Я быстро сгонял на хлебозавод, погрузил две машины, пожевал хлеба, вернулся. Конечно, я понимал, что делать мне там абсолютно уже нечего — просто интересно было посмотреть, чем все это кончится.
...Леха, осоловевший от бессонной ночи, покачивался за столом, снова в шапке, и все перед выходом из зала бросали в прорезь в шапке пятак, как в автобусную кассу, — судя по звуку, там было уже немало. Паня строго следила, чтоб ни один не прошел, не бросив мзды. Время от времени обессилевший Леха с богатым звоном ронял голову на стол.
— Тяжела ты, шапка Мономаха! — еле слышно бормотал он.
Тут же к столу кидались Синякова и Ясномордцев, с натугой поднимали корону и возлагали ее на голову встрепенувшегося Лехи. Вдруг взгляд его прояснился. Он увидел покрашенный белой масляной краской сейф, быстро направился к нему, обхватил, встряхнул, как друга после долгой разлуки.

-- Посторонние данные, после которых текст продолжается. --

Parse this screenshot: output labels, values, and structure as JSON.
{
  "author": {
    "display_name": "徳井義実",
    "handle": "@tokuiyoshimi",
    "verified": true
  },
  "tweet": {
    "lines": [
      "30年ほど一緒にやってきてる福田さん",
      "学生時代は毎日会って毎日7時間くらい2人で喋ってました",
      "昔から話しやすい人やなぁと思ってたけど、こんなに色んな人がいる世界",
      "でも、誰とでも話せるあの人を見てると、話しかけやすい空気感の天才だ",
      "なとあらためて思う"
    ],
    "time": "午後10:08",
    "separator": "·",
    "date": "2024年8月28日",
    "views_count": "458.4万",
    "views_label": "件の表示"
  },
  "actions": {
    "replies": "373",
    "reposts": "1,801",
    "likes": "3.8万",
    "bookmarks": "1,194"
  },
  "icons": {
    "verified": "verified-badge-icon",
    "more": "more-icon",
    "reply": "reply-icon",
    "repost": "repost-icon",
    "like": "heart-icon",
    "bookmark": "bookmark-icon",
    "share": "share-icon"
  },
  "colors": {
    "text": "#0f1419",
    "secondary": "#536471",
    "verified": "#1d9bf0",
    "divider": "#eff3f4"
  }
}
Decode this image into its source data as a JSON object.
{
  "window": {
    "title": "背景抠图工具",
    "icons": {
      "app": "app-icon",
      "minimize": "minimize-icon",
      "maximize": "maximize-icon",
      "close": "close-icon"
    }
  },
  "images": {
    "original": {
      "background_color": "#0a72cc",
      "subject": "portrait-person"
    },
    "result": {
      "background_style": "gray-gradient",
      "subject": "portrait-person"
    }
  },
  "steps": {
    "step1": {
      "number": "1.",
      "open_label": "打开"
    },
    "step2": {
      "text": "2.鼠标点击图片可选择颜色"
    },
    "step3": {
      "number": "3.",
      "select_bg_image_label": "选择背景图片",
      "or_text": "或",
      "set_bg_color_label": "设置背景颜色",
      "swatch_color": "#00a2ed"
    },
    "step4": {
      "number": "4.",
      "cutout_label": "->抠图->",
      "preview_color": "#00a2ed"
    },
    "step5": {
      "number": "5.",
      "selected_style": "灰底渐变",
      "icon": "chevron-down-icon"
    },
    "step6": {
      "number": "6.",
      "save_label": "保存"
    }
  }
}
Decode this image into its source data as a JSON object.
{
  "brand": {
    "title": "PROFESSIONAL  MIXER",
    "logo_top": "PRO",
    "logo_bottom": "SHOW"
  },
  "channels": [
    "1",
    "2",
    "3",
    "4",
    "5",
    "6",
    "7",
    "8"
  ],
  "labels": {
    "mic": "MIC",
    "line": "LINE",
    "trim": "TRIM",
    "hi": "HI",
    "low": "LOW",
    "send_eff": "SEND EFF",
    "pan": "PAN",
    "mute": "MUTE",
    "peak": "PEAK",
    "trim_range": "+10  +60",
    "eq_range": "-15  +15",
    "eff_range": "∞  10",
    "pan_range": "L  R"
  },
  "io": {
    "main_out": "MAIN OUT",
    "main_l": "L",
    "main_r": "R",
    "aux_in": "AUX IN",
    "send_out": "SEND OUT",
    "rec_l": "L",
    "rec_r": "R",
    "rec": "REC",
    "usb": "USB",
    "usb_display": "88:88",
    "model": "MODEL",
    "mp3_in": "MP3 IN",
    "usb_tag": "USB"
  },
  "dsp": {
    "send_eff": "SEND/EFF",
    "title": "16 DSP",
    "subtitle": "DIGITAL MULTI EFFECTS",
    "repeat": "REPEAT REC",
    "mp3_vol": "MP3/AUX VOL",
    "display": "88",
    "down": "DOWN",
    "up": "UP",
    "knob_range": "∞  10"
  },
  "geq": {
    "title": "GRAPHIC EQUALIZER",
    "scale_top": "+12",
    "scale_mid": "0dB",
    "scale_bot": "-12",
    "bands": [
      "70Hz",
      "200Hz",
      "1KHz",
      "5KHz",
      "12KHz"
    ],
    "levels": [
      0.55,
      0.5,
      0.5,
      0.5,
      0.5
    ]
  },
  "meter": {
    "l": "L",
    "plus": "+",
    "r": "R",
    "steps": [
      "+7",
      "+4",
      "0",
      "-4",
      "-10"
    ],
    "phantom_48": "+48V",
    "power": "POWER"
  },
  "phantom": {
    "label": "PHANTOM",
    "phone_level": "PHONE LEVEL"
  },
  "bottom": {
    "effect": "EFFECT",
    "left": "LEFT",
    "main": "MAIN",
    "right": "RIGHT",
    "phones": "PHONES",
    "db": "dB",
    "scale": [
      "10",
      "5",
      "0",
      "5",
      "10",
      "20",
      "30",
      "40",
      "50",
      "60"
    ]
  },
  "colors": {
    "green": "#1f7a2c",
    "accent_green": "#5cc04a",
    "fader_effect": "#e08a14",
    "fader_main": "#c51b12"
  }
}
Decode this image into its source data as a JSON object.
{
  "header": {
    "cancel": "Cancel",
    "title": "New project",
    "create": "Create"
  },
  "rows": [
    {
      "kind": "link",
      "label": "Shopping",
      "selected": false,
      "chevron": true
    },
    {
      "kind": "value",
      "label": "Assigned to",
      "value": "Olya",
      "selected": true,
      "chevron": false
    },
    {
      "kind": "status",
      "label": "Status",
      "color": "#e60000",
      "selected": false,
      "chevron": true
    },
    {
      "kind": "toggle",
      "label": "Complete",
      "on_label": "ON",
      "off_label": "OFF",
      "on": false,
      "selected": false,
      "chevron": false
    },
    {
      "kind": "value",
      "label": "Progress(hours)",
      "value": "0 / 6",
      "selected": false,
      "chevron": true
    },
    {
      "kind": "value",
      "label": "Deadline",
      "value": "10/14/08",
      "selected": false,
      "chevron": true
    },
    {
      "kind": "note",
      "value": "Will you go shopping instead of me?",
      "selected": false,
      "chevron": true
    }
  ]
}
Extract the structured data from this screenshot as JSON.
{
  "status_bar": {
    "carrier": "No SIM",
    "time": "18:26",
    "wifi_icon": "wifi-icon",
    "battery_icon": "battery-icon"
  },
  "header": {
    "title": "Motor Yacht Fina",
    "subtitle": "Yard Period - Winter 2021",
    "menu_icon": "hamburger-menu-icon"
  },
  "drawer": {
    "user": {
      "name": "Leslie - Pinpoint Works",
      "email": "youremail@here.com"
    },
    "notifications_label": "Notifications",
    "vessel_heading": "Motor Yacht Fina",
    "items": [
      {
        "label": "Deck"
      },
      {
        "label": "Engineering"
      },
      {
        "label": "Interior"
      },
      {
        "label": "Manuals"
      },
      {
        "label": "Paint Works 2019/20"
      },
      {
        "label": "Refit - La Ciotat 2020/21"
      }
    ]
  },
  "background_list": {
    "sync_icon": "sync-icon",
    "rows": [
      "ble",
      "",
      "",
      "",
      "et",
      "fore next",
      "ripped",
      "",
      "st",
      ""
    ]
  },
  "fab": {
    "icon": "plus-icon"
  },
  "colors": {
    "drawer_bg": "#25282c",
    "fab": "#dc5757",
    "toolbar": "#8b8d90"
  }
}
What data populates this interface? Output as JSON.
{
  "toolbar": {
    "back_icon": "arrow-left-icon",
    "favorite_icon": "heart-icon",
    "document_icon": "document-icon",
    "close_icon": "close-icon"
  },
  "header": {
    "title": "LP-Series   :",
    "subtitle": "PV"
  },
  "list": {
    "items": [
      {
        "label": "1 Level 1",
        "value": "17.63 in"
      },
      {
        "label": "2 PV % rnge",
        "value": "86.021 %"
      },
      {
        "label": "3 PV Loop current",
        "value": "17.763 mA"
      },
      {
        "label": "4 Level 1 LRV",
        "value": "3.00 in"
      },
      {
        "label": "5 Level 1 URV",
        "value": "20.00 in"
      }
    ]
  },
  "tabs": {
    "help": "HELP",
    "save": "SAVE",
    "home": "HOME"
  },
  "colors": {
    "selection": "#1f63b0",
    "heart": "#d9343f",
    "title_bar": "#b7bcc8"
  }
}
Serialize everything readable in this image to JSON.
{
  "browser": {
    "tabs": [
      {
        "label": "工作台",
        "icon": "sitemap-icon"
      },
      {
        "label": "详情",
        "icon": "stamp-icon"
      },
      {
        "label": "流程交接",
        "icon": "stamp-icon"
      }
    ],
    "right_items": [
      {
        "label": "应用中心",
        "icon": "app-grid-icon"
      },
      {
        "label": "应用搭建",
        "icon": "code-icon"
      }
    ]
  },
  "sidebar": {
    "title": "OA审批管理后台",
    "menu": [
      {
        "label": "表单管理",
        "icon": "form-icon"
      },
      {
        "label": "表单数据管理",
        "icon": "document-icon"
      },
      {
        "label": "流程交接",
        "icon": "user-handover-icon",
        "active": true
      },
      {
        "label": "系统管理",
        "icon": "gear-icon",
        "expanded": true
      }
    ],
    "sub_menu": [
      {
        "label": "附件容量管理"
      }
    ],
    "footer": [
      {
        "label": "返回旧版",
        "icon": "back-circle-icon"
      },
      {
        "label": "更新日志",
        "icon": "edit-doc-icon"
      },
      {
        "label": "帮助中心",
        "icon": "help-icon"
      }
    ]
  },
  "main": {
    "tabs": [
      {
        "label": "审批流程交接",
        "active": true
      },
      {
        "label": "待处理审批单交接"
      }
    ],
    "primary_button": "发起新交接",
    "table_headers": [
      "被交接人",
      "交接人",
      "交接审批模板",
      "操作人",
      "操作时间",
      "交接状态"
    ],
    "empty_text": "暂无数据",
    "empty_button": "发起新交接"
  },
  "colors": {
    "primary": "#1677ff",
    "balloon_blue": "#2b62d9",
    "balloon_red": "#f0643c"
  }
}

— Да нет там ничего, только печать! — пробормотал Синякова, отводя взгляд.
Леха перевел горящий взгляд на Ясномордцева.
— Шестьдесят тысяч девяносто рублей одиннадцать копеек! — отчеканил тот.
— Молодец, далеко пойдешь! — Леха хлопнул его по спине...
— Ключа нет! — проговорил Синякова. — Директор в отпуске, ключ у него.
— Так... ты здесь больше не работаешь! — проговорил Леха. Повернулся к народу. — Пиротехник есть?
— Так точно! — поднялся человек с рваным ухом.
— Сейф можешь рвануть?
— А почему ж нет?
— Тащи взрывчатку! — скомандовал Леха.
Я сам не успел заметить, как, распластавшись, встал у сейфа.
— Его нельзя взрывать!
— Почему это?
— Там может быть водка!
Пиротехник и Леха сникли.
Концовка совещания прошла вяло. Все разбились на группки. Рядом со мной оказался Синякова, почему-то стал раскрывать передо мной душу, рассказал, что у Хухреца в городе есть прозвище — Шестирылый Серафим, а что сам себя он давно уже не уважает — с того самого момента, как дрогнул и заменил свою не очень красивую, но звучную фамилию Редькин на женскую, — с тех пор почувствовали его слабину и делают с ним все, что хотят.